Did you know, according to Myrna, Prince George BC writer Sarah De Leeuw won the CBC Literary Award this past year, moons after her first and only book [see my piece on such here] came out with NeWest Press [see my note on such here]. Much of what I’m otherwise up to, preparing a new slate of “12 or 20 questions” to start posting June first (already interviews with Jason Dewinetz, Stephen Henighan, Michelle Berry, Janice Williamson, Ray Hsu, and plenty of others) to correspond with the time I (roughly) begin a Toronto year, following my attractive young lady to the big city. I’m working a whole new list of authors, not wanting any overlap with the previous series. Tomorrow, interviewed by Stephanie Hall for Other Voices, an Edmonton-based literary journal, on these new books I seem to have out.

[waiting for her with books, writing, at HUB, University of Alberta] Otherwise, working (slowly) final final edits to this poetry collection for NeWest Press, twice-edited by poet, pal and clever lad (and current Toronto resident) Andy Weaver,who used to make this E-town sing. Scribbling poems, reading Bruce Serafin’s Stardust, Joe LeSueur’s Digressions on Some Poems by Frank O’Hara, Kim Echlin’s The Disappeared, all after rereading Elizabeth Smart’s The Assumption of the Rogues & Rascals, Dany Laferriere’s Why must a black writer write about sex?

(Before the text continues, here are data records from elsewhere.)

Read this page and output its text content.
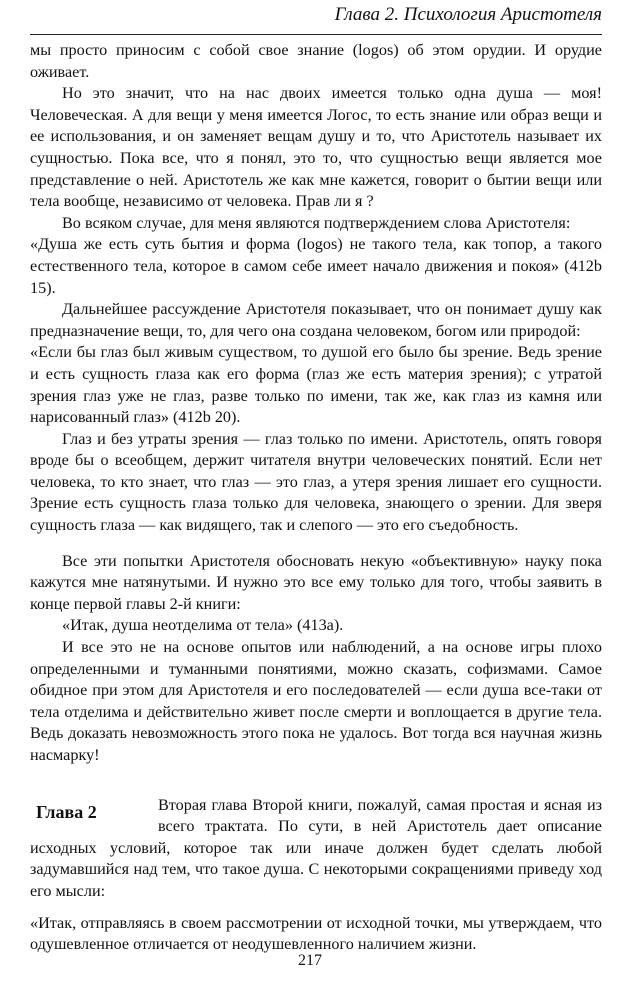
Глава 2. Психология Аристотеля

мы просто приносим с собой свое знание (logos) об этом орудии. И орудие оживает.

Но это значит, что на нас двоих имеется только одна душа — моя! Человеческая. А для вещи у меня имеется Логос, то есть знание или образ вещи и ее использования, и он заменяет вещам душу и то, что Аристотель называет их сущностью. Пока все, что я понял, это то, что сущностью вещи является мое представление о ней. Аристотель же как мне кажется, говорит о бытии вещи или тела вообще, независимо от человека. Прав ли я ?

Во всяком случае, для меня являются подтверждением слова Аристотеля:

«Душа же есть суть бытия и форма (logos) не такого тела, как топор, а такого естественного тела, которое в самом себе имеет начало движения и покоя» (412b 15).

Дальнейшее рассуждение Аристотеля показывает, что он понимает душу как предназначение вещи, то, для чего она создана человеком, богом или природой:

«Если бы глаз был живым существом, то душой его было бы зрение. Ведь зрение и есть сущность глаза как его форма (глаз же есть материя зрения); с утратой зрения глаз уже не глаз, разве только по имени, так же, как глаз из камня или нарисованный глаз» (412b 20).

Глаз и без утраты зрения — глаз только по имени. Аристотель, опять говоря вроде бы о всеобщем, держит читателя внутри человеческих понятий. Если нет человека, то кто знает, что глаз — это глаз, а утеря зрения лишает его сущности. Зрение есть сущность глаза только для человека, знающего о зрении. Для зверя сущность глаза — как видящего, так и слепого — это его съедобность.

Все эти попытки Аристотеля обосновать некую «объективную» науку пока кажутся мне натянутыми. И нужно это все ему только для того, чтобы заявить в конце первой главы 2-й книги:

«Итак, душа неотделима от тела» (413а).

И все это не на основе опытов или наблюдений, а на основе игры плохо определенными и туманными понятиями, можно сказать, софизмами. Самое обидное при этом для Аристотеля и его последователей — если душа все-таки от тела отделима и действительно живет после смерти и воплощается в другие тела. Ведь доказать невозможность этого пока не удалось. Вот тогда вся научная жизнь насмарку!

Глава 2	Вторая глава Второй книги, пожалуй, самая простая и ясная из всего трактата. По сути, в ней Аристотель дает описание исходных условий, которое так или иначе должен будет сделать любой задумавшийся над тем, что такое душа. С некоторыми сокращениями приведу ход его мысли:

«Итак, отправляясь в своем рассмотрении от исходной точки, мы утверждаем, что одушевленное отличается от неодушевленного наличием жизни.

217
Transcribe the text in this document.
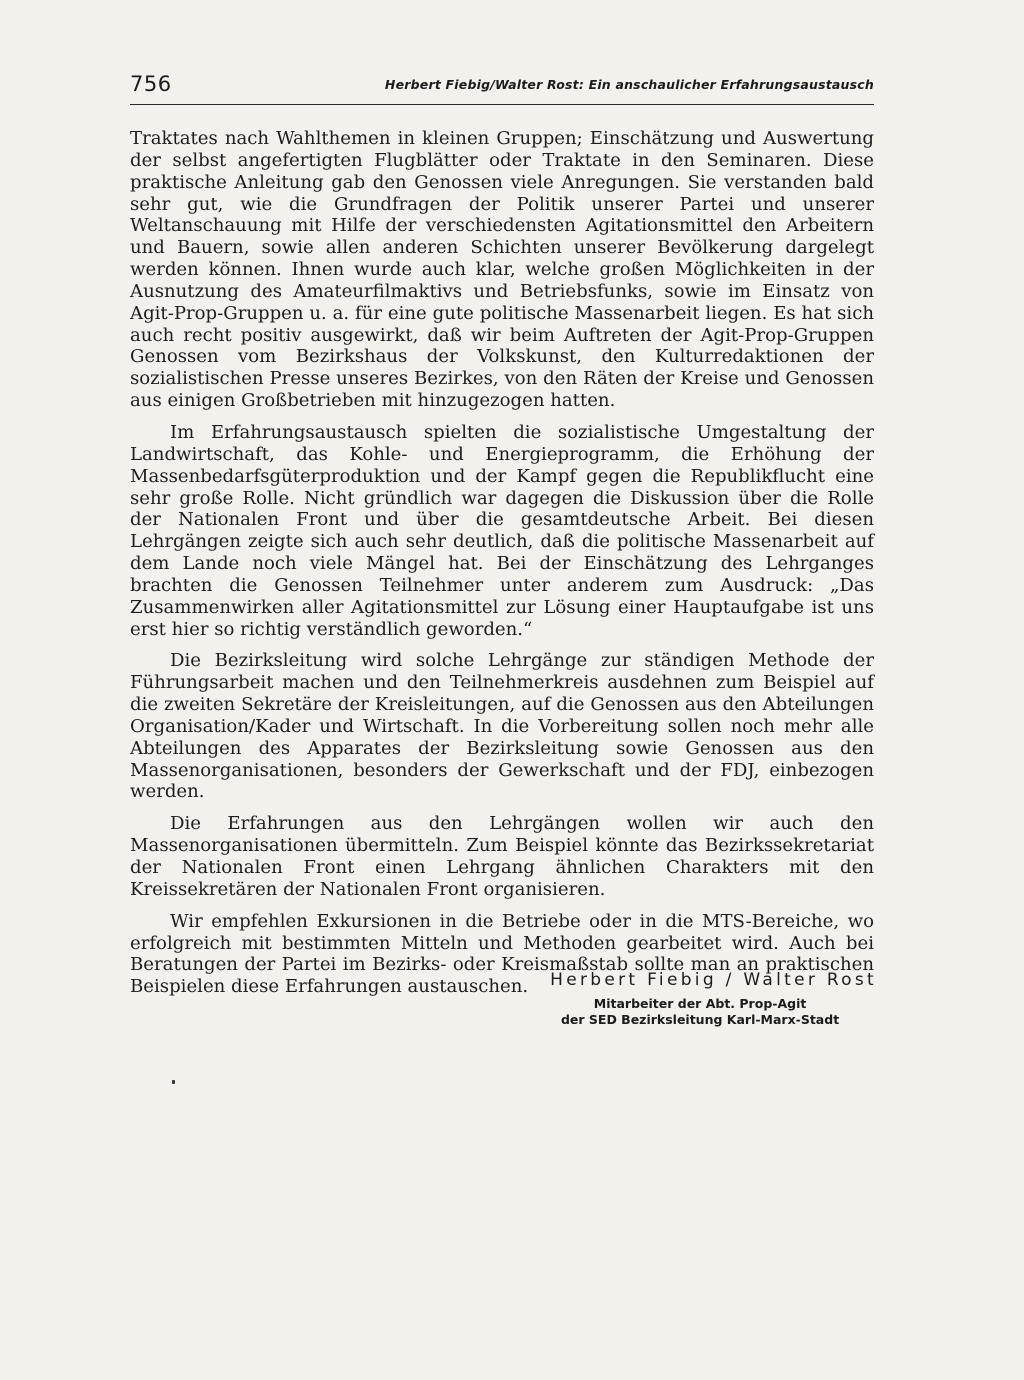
756	Herbert Fiebig/Walter Rost: Ein anschaulicher Erfahrungsaustausch

Traktates nach Wahlthemen in kleinen Gruppen; Einschätzung und Auswertung der selbst angefertigten Flugblätter oder Traktate in den Seminaren. Diese praktische Anleitung gab den Genossen viele Anregungen. Sie verstanden bald sehr gut, wie die Grundfragen der Politik unserer Partei und unserer Weltanschauung mit Hilfe der verschiedensten Agitationsmittel den Arbeitern und Bauern, sowie allen anderen Schichten unserer Bevölkerung dargelegt werden können. Ihnen wurde auch klar, welche großen Möglichkeiten in der Ausnutzung des Amateurfilmaktivs und Betriebsfunks, sowie im Einsatz von Agit-Prop-Gruppen u. a. für eine gute politische Massenarbeit liegen. Es hat sich auch recht positiv ausgewirkt, daß wir beim Auftreten der Agit-Prop-Gruppen Genossen vom Bezirkshaus der Volkskunst, den Kulturredaktionen der sozialistischen Presse unseres Bezirkes, von den Räten der Kreise und Genossen aus einigen Großbetrieben mit hinzugezogen hatten.

Im Erfahrungsaustausch spielten die sozialistische Umgestaltung der Landwirtschaft, das Kohle- und Energieprogramm, die Erhöhung der Massenbedarfsgüterproduktion und der Kampf gegen die Republikflucht eine sehr große Rolle. Nicht gründlich war dagegen die Diskussion über die Rolle der Nationalen Front und über die gesamtdeutsche Arbeit. Bei diesen Lehrgängen zeigte sich auch sehr deutlich, daß die politische Massenarbeit auf dem Lande noch viele Mängel hat. Bei der Einschätzung des Lehrganges brachten die Genossen Teilnehmer unter anderem zum Ausdruck: „Das Zusammenwirken aller Agitationsmittel zur Lösung einer Hauptaufgabe ist uns erst hier so richtig verständlich geworden.“

Die Bezirksleitung wird solche Lehrgänge zur ständigen Methode der Führungsarbeit machen und den Teilnehmerkreis ausdehnen zum Beispiel auf die zweiten Sekretäre der Kreisleitungen, auf die Genossen aus den Abteilungen Organisation/Kader und Wirtschaft. In die Vorbereitung sollen noch mehr alle Abteilungen des Apparates der Bezirksleitung sowie Genossen aus den Massenorganisationen, besonders der Gewerkschaft und der FDJ, einbezogen werden.

Die Erfahrungen aus den Lehrgängen wollen wir auch den Massenorganisationen übermitteln. Zum Beispiel könnte das Bezirkssekretariat der Nationalen Front einen Lehrgang ähnlichen Charakters mit den Kreissekretären der Nationalen Front organisieren.

Wir empfehlen Exkursionen in die Betriebe oder in die MTS-Bereiche, wo erfolgreich mit bestimmten Mitteln und Methoden gearbeitet wird. Auch bei Beratungen der Partei im Bezirks- oder Kreismaßstab sollte man an praktischen Beispielen diese Erfahrungen austauschen.	Herbert Fiebig / Walter Rost
Mitarbeiter der Abt. Prop-Agit
der SED Bezirksleitung Karl-Marx-Stadt
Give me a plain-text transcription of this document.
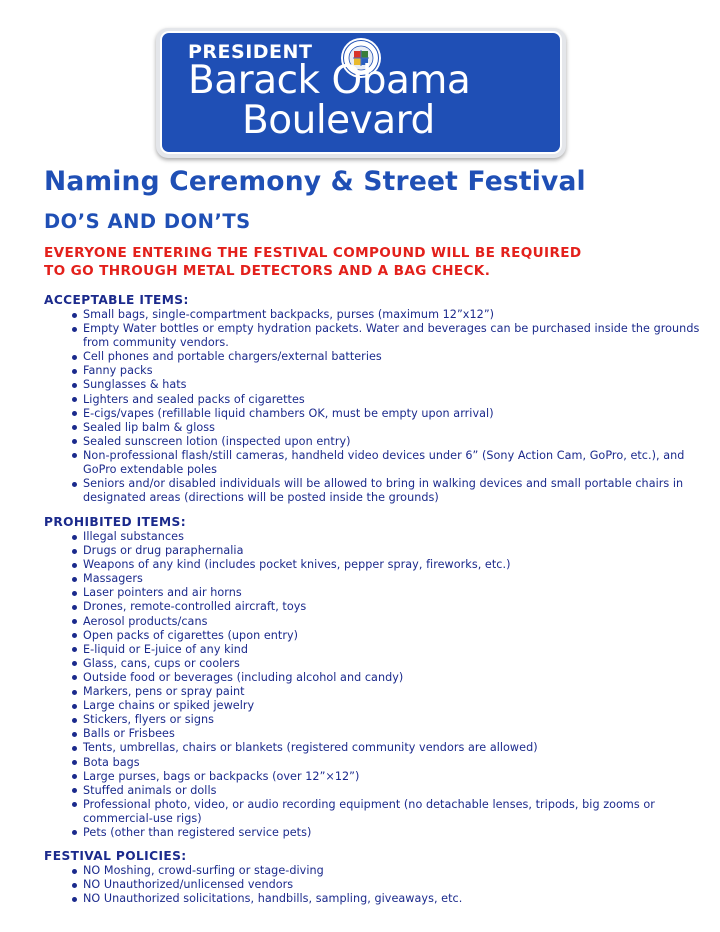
PRESIDENT
Barack Obama
Boulevard
Naming Ceremony & Street Festival
DO’S AND DON’TS
EVERYONE ENTERING THE FESTIVAL COMPOUND WILL BE REQUIRED
TO GO THROUGH METAL DETECTORS AND A BAG CHECK.
ACCEPTABLE ITEMS:
Small bags, single-compartment backpacks, purses (maximum 12”x12”)
Empty Water bottles or empty hydration packets. Water and beverages can be purchased inside the grounds from community vendors.
Cell phones and portable chargers/external batteries
Fanny packs
Sunglasses & hats
Lighters and sealed packs of cigarettes
E-cigs/vapes (refillable liquid chambers OK, must be empty upon arrival)
Sealed lip balm & gloss
Sealed sunscreen lotion (inspected upon entry)
Non-professional flash/still cameras, handheld video devices under 6” (Sony Action Cam, GoPro, etc.), and GoPro extendable poles
Seniors and/or disabled individuals will be allowed to bring in walking devices and small portable chairs in designated areas (directions will be posted inside the grounds)
PROHIBITED ITEMS:
Illegal substances
Drugs or drug paraphernalia
Weapons of any kind (includes pocket knives, pepper spray, fireworks, etc.)
Massagers
Laser pointers and air horns
Drones, remote-controlled aircraft, toys
Aerosol products/cans
Open packs of cigarettes (upon entry)
E-liquid or E-juice of any kind
Glass, cans, cups or coolers
Outside food or beverages (including alcohol and candy)
Markers, pens or spray paint
Large chains or spiked jewelry
Stickers, flyers or signs
Balls or Frisbees
Tents, umbrellas, chairs or blankets (registered community vendors are allowed)
Bota bags
Large purses, bags or backpacks (over 12”×12”)
Stuffed animals or dolls
Professional photo, video, or audio recording equipment (no detachable lenses, tripods, big zooms or commercial-use rigs)
Pets (other than registered service pets)
FESTIVAL POLICIES:
NO Moshing, crowd-surfing or stage-diving
NO Unauthorized/unlicensed vendors
NO Unauthorized solicitations, handbills, sampling, giveaways, etc.
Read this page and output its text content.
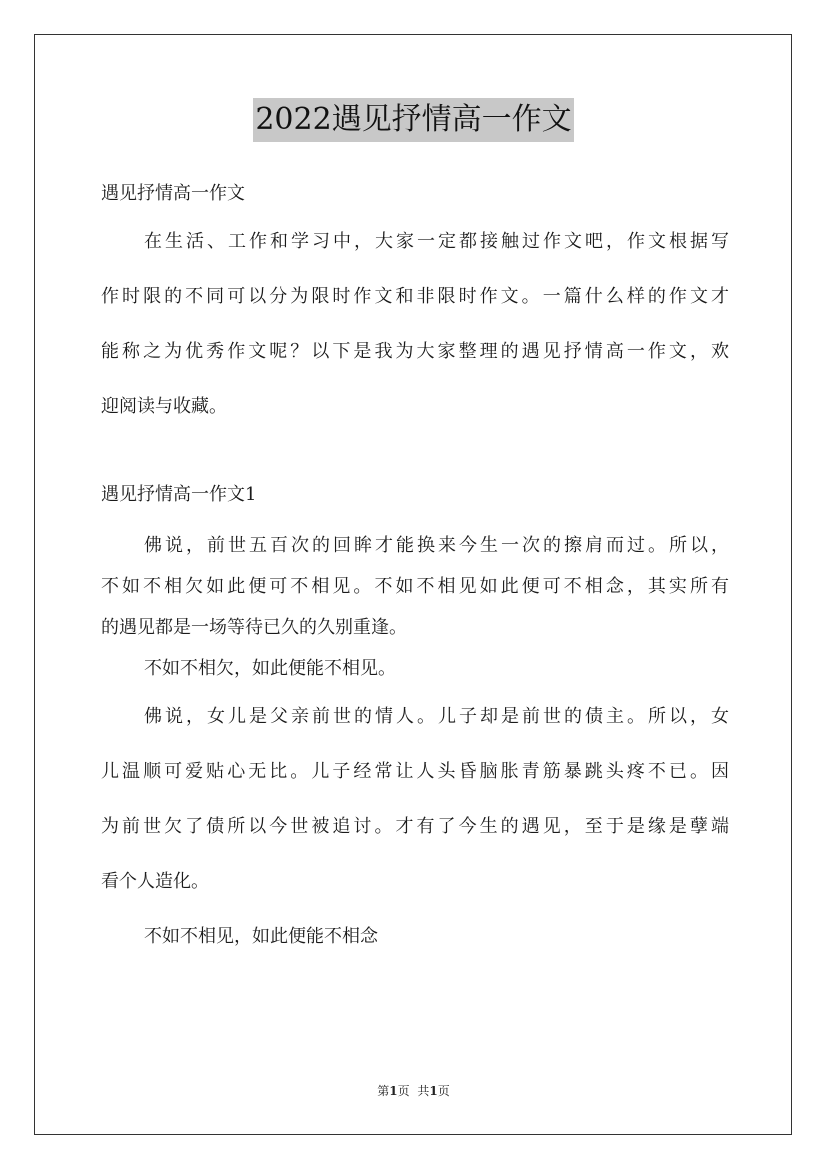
2022遇见抒情高一作文
遇见抒情高一作文
在生活、工作和学习中，大家一定都接触过作文吧，作文根据写
作时限的不同可以分为限时作文和非限时作文。一篇什么样的作文才
能称之为优秀作文呢？以下是我为大家整理的遇见抒情高一作文，欢
迎阅读与收藏。
遇见抒情高一作文1
佛说，前世五百次的回眸才能换来今生一次的擦肩而过。所以，
不如不相欠如此便可不相见。不如不相见如此便可不相念，其实所有
的遇见都是一场等待已久的久别重逢。
不如不相欠，如此便能不相见。
佛说，女儿是父亲前世的情人。儿子却是前世的债主。所以，女
儿温顺可爱贴心无比。儿子经常让人头昏脑胀青筋暴跳头疼不已。因
为前世欠了债所以今世被追讨。才有了今生的遇见，至于是缘是孽端
看个人造化。
不如不相见，如此便能不相念
第1页 共1页
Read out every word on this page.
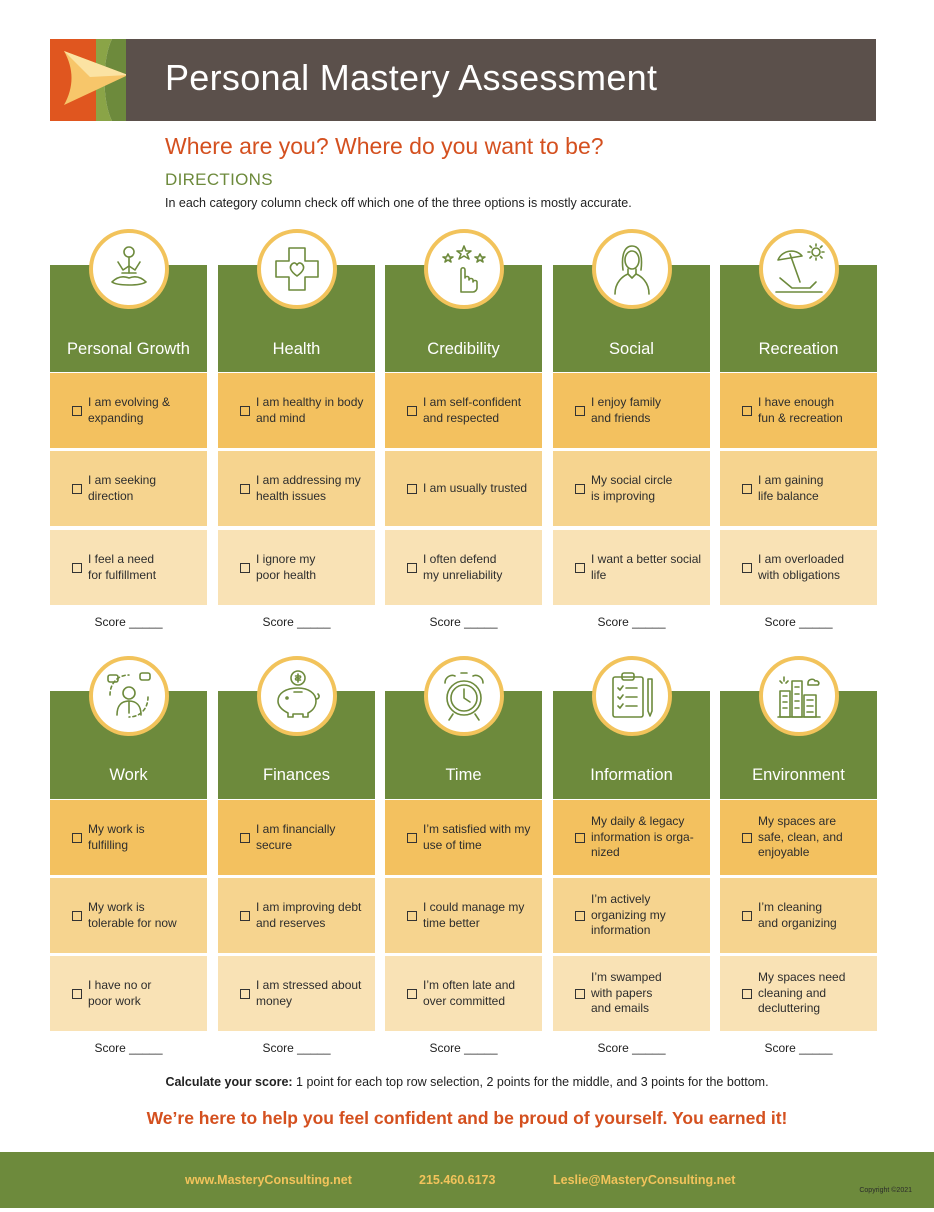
Personal Mastery Assessment
Where are you? Where do you want to be?
DIRECTIONS
In each category column check off which one of the three options is mostly accurate.
Personal Growth
I am evolving &
expanding
I am seeking
direction
I feel a need
for fulfillment
Score _____
Health
I am healthy in body
and mind
I am addressing my
health issues
I ignore my
poor health
Score _____
Credibility
I am self-confident
and respected
I am usually trusted
I often defend
my unreliability
Score _____
Social
I enjoy family
and friends
My social circle
is improving
I want a better social
life
Score _____
Recreation
I have enough
fun & recreation
I am gaining
life balance
I am overloaded
with obligations
Score _____
Work
My work is
fulfilling
My work is
tolerable for now
I have no or
poor work
Score _____
Finances
I am financially
secure
I am improving debt
and reserves
I am stressed about
money
Score _____
Time
I’m satisfied with my
use of time
I could manage my
time better
I’m often late and
over committed
Score _____
Information
My daily & legacy
information is orga-
nized
I’m actively
organizing my
information
I’m swamped
with papers
and emails
Score _____
Environment
My spaces are
safe, clean, and
enjoyable
I’m cleaning
and organizing
My spaces need
cleaning and
decluttering
Score _____
Calculate your score: 1 point for each top row selection, 2 points for the middle, and 3 points for the bottom.
We’re here to help you feel confident and be proud of yourself. You earned it!
www.MasteryConsulting.net	215.460.6173	Leslie@MasteryConsulting.net
Copyright ©2021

Writing an essay about being here, being in these moments of post-Edmonton Edmonton and the beginnings of something else, the beginnings of will hopefully be a creative non-fiction book on Toronto, a follow-up (of sorts) to the “McLennan, Alberta” book I worked while in this town (currently making the rounds with readers, friends, editors and publishers before revisiting such sometime this summer). Edmonton before Ottawa; Ottawa before Toronto. The current plans that hold, and certainly hold.